Although he resisted Brigham Young’s attempts to convert him to Mormonism (Kane and his wife, Elizabeth, received patriarchal blessings from the Church patriarch [p. 264]), Kane remained over three decades a close advisor, confidant, and genuine friend of the Mormon leader. Kane and Young often conferred on their shared idealistic vision for Latter-day Saint higher education; on an economic model for a Zion community and the United Order; and about establishing Mormon settlements in Arizona as way stations between Utah and Mexico, in case U.S. pressures forced LDS colonization of Mexico (Kane visited Mexico in 1876 looking for land suitable for LDS colonies). In 1873 Kane prepared a will for Young that prudently separated LDS Church interests from Young’s personal estate (p. 272). On learning of Young’s death on Aug. 28, 1877, Kane rushed to Utah to assist in settling his friend’s estate.
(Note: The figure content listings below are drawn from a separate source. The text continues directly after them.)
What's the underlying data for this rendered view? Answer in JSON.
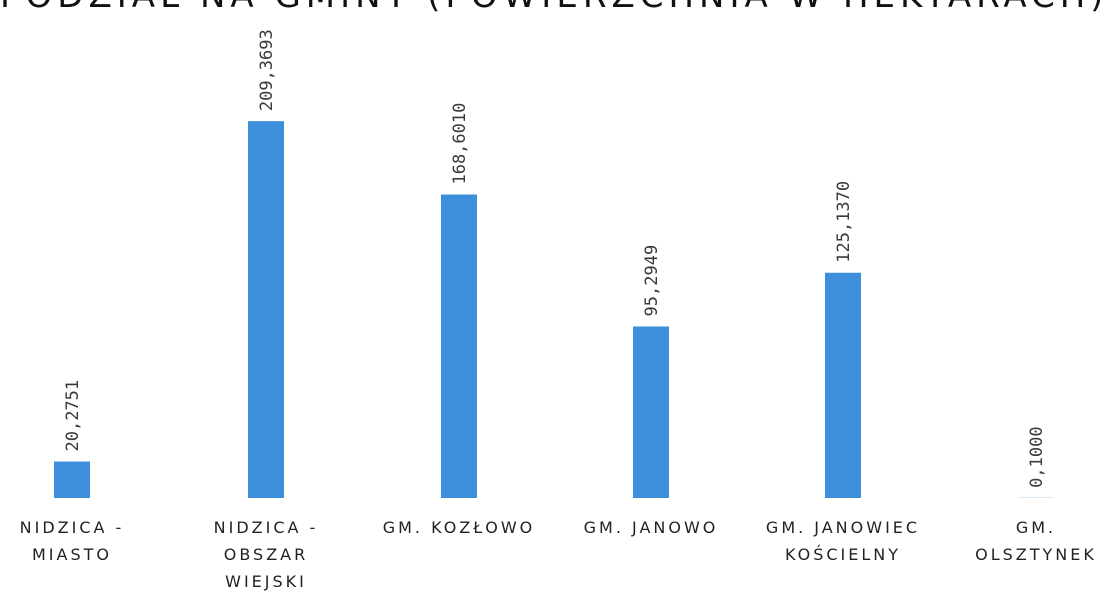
{
  "chart_data": {
    "type": "bar",
    "title": "PODZIAŁ NA GMINY (POWIERZCHNIA W HEKTARACH)",
    "categories": [
      [
        "NIDZICA -",
        "MIASTO"
      ],
      [
        "NIDZICA -",
        "OBSZAR",
        "WIEJSKI"
      ],
      [
        "GM. KOZŁOWO"
      ],
      [
        "GM. JANOWO"
      ],
      [
        "GM. JANOWIEC",
        "KOŚCIELNY"
      ],
      [
        "GM.",
        "OLSZTYNEK"
      ]
    ],
    "values": [
      20.2751,
      209.3693,
      168.601,
      95.2949,
      125.137,
      0.1
    ],
    "data_labels": [
      "20,2751",
      "209,3693",
      "168,6010",
      "95,2949",
      "125,1370",
      "0,1000"
    ],
    "ylim": [
      0,
      240
    ],
    "grid": false,
    "legend": "none",
    "bar_color": "#3d8fdb"
  }
}
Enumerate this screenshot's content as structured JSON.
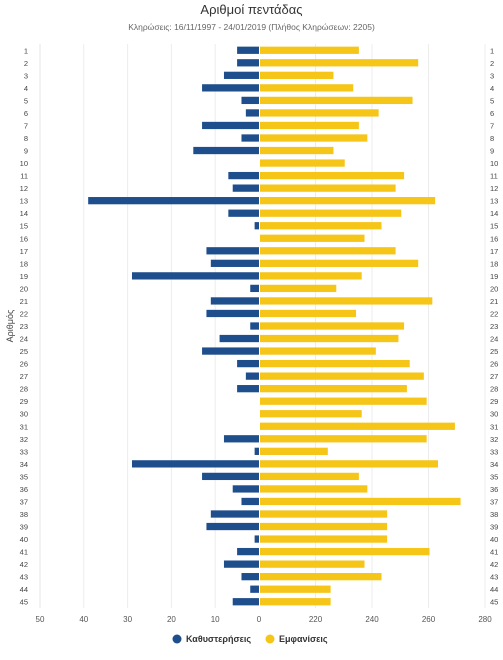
{
  "chart_data": {
    "type": "bar",
    "orientation": "horizontal-diverging",
    "title": "Αριθμοί πεντάδας",
    "subtitle": "Κληρώσεις: 16/11/1997 - 24/01/2019 (Πλήθος Κληρώσεων: 2205)",
    "ylabel": "Αριθμός",
    "xlabel": "",
    "categories": [
      "1",
      "2",
      "3",
      "4",
      "5",
      "6",
      "7",
      "8",
      "9",
      "10",
      "11",
      "12",
      "13",
      "14",
      "15",
      "16",
      "17",
      "18",
      "19",
      "20",
      "21",
      "22",
      "23",
      "24",
      "25",
      "26",
      "27",
      "28",
      "29",
      "30",
      "31",
      "32",
      "33",
      "34",
      "35",
      "36",
      "37",
      "38",
      "39",
      "40",
      "41",
      "42",
      "43",
      "44",
      "45"
    ],
    "series": [
      {
        "name": "Καθυστερήσεις",
        "side": "left",
        "color": "#1f4e8c",
        "values": [
          5,
          5,
          8,
          13,
          4,
          3,
          13,
          4,
          15,
          0,
          7,
          6,
          39,
          7,
          1,
          0,
          12,
          11,
          29,
          2,
          11,
          12,
          2,
          9,
          13,
          5,
          3,
          5,
          0,
          0,
          0,
          8,
          1,
          29,
          13,
          6,
          4,
          11,
          12,
          1,
          5,
          8,
          4,
          2,
          6
        ]
      },
      {
        "name": "Εμφανίσεις",
        "side": "right",
        "color": "#f5c518",
        "values": [
          235,
          256,
          226,
          233,
          254,
          242,
          235,
          238,
          226,
          230,
          251,
          248,
          262,
          250,
          243,
          237,
          248,
          256,
          236,
          227,
          261,
          234,
          251,
          249,
          241,
          253,
          258,
          252,
          259,
          236,
          269,
          259,
          224,
          263,
          235,
          238,
          271,
          245,
          245,
          245,
          260,
          237,
          243,
          225,
          225
        ]
      }
    ],
    "x_left_ticks": [
      "50",
      "40",
      "30",
      "20",
      "10",
      "0"
    ],
    "x_right_ticks": [
      "220",
      "240",
      "260",
      "280"
    ],
    "x_left_range": [
      0,
      50
    ],
    "x_right_range": [
      200,
      280
    ],
    "grid": true,
    "legend": "bottom-center"
  }
}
As Kane lay dying, in 1883, among his instructions to Elizabeth were that she “send the sweetest message you can make up to . . . all my dear Mormon friends” (p. 282). Another beloved Mormon friend, George Q. Cannon, said of Kane, “I thank the Lord for raising up and inspiring such a true, undaunted and undeviating Friend to Zion as he has been. He is always ready to do anything and everything in his power for us” (p. 279).
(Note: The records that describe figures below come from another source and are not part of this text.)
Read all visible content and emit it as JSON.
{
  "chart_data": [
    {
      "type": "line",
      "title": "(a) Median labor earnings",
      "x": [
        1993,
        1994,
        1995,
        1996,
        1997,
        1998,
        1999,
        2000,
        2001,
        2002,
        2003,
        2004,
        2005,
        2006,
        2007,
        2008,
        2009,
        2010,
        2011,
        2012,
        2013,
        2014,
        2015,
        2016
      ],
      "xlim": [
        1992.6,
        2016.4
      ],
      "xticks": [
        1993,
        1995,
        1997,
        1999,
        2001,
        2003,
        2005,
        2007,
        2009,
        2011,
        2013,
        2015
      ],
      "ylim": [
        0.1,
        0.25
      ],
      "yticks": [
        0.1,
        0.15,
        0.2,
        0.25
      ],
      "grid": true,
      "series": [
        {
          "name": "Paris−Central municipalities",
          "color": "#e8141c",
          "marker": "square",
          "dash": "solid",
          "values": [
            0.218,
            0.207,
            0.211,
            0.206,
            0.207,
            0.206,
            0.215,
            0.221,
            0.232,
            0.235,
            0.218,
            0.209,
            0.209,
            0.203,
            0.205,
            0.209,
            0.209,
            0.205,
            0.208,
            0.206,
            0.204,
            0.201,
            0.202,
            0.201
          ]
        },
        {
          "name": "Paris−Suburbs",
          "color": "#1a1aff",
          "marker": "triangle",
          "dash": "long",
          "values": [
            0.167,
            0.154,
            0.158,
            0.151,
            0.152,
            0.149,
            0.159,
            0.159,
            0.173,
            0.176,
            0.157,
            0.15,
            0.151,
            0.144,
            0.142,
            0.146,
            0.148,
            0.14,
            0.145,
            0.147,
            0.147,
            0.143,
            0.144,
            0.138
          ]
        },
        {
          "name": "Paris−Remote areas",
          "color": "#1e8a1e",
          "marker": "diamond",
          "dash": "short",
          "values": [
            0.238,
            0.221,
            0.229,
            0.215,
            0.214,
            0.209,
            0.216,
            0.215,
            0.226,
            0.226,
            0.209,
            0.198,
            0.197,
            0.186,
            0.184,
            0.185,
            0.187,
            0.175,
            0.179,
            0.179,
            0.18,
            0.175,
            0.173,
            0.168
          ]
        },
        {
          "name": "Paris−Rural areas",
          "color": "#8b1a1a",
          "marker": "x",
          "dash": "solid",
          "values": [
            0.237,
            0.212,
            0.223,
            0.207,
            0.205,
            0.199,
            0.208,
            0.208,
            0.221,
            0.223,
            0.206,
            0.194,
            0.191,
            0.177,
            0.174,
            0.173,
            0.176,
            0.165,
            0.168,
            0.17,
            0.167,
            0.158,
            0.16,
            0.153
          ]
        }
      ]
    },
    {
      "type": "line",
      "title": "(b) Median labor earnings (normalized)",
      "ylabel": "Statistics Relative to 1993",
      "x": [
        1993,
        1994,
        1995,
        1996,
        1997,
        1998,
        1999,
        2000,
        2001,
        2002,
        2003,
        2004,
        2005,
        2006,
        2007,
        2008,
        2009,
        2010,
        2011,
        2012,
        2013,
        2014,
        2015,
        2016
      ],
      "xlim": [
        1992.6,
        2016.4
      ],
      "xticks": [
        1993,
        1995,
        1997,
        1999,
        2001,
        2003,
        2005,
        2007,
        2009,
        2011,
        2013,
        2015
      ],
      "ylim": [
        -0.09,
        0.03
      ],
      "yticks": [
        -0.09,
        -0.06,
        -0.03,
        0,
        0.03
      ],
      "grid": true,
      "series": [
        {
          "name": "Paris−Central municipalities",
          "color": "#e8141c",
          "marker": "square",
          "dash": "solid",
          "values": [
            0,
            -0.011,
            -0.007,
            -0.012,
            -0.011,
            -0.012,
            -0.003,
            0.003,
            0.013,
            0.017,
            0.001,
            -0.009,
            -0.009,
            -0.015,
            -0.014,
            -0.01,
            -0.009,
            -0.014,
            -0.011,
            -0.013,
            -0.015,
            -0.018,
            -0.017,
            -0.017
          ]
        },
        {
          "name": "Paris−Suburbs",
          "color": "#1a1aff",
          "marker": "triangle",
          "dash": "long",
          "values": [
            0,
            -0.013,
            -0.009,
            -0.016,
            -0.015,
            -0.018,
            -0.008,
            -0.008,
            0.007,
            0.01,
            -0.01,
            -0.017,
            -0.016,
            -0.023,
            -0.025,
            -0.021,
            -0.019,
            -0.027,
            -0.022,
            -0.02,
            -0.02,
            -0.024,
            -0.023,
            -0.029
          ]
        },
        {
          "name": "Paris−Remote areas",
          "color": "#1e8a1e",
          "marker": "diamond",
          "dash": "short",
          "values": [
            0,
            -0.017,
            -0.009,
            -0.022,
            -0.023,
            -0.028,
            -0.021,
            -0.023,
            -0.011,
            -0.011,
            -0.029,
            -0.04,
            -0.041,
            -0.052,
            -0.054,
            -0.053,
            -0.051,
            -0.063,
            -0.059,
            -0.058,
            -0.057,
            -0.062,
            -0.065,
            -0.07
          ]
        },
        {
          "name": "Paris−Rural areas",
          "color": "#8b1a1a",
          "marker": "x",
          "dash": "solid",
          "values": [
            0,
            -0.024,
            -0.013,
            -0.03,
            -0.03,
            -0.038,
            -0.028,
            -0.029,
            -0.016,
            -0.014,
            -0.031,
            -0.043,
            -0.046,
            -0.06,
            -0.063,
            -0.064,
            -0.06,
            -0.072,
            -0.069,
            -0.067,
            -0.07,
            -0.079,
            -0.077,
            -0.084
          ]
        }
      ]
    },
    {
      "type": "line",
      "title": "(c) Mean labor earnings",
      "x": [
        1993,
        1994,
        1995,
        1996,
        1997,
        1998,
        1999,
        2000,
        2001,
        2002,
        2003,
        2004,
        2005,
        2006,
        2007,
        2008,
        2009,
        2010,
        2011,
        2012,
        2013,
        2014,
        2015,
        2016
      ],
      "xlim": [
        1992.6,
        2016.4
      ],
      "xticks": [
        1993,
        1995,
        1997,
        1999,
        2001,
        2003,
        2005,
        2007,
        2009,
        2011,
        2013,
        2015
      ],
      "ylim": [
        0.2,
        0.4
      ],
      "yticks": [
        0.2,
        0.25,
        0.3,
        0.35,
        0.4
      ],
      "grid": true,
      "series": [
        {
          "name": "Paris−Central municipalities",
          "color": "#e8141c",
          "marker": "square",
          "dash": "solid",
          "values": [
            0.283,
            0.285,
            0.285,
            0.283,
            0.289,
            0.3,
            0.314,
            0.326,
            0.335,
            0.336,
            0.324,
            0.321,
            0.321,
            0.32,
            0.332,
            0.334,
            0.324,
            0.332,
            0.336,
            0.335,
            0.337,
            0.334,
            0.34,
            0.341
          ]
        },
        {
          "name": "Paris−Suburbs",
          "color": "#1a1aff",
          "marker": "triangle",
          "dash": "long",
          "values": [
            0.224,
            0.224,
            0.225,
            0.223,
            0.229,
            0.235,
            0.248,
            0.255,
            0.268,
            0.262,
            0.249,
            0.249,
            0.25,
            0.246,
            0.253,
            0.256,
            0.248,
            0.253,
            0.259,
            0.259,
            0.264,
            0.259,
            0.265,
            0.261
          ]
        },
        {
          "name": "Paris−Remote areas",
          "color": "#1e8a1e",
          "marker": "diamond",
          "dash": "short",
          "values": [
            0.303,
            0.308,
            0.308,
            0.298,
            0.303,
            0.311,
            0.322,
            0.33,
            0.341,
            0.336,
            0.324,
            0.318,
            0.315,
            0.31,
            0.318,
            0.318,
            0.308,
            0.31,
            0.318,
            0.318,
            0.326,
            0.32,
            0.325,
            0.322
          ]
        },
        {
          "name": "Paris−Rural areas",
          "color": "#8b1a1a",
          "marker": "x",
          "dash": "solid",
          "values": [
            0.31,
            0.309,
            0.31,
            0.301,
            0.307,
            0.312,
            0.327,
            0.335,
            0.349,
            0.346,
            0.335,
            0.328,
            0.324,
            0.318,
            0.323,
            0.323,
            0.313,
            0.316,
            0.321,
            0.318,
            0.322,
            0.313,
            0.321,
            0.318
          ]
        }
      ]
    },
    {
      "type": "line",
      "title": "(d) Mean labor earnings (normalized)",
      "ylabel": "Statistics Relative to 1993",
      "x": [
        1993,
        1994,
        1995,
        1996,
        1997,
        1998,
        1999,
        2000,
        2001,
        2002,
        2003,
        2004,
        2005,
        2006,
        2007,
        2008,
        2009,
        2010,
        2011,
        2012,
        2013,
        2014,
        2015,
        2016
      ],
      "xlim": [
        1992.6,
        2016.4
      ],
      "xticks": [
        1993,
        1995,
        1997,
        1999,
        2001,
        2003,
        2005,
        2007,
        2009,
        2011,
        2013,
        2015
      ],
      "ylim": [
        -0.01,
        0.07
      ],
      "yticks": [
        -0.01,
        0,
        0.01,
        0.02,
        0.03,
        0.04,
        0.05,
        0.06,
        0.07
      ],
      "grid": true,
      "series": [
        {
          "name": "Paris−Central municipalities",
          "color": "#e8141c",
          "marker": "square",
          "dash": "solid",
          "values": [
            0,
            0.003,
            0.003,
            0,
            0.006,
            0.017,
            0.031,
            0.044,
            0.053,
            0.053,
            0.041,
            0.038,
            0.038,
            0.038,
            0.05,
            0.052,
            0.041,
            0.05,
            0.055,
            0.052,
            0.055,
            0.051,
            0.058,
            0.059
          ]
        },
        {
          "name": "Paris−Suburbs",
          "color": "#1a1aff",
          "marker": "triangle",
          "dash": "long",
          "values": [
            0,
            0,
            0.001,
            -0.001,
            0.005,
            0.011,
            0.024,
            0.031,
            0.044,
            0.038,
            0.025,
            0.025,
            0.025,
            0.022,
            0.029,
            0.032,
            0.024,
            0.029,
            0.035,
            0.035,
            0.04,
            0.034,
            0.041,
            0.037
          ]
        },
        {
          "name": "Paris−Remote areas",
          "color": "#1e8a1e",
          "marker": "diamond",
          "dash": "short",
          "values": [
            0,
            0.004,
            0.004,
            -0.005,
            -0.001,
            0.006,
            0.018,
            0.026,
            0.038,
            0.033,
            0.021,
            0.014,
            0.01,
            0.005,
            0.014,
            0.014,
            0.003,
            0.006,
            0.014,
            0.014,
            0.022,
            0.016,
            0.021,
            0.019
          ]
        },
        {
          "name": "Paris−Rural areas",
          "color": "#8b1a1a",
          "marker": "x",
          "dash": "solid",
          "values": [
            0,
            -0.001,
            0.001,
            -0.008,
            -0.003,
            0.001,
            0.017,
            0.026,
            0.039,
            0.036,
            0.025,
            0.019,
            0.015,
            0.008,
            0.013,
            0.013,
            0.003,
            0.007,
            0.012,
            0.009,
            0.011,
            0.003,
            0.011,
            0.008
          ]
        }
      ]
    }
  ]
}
Jared Farmer’s On Zion’s Mount: Mormons, Indians, and the American Landscape (Harvard University Press; 455 pp.; $29.95) is spritely historical storytelling about reinvention and transformation and the curious cultural shifts which took place as displaced Mormon settlers undertook to make themselves “native” in a foreign land already inhabited by Ute Indians. In establishing their Zion in Utah, the Latter-day Saints reinvented themselves as modern Israel, fulfilling prophecy that the “desert would blossom as the rose.” Like other American settlers, they reinvented Native Americans. They also adopted Book of Mormon and Indian place names for their settlements and invested the landscape with new Indian “lore.”Farmer, who is an assistant professor of history at The State University of New York at Stony Brook, traces, by means of Utah Valley, how we venerate our invented history while altering or ignoring Native American pasts. He demonstrates how white settlers repeatedly followed this pattern in the settling of America and how made-up history often became accepted national history. In this engaging, witty book, Mt. Timpanogos becomes an intellectual summit from which to survey how Americans have gone about creating a usable past by investing the landscape with manufactured “Indian” meaning, whether it be Timpanogos, Squaw Peak, Plymouth Rock, or the mythical setting for Longfellow’s beloved cultural invention, “The Song of Hiawatha.”
Richard H. Cracroft is BYU’s Nan Osmond Grass Professor in English, emeritus.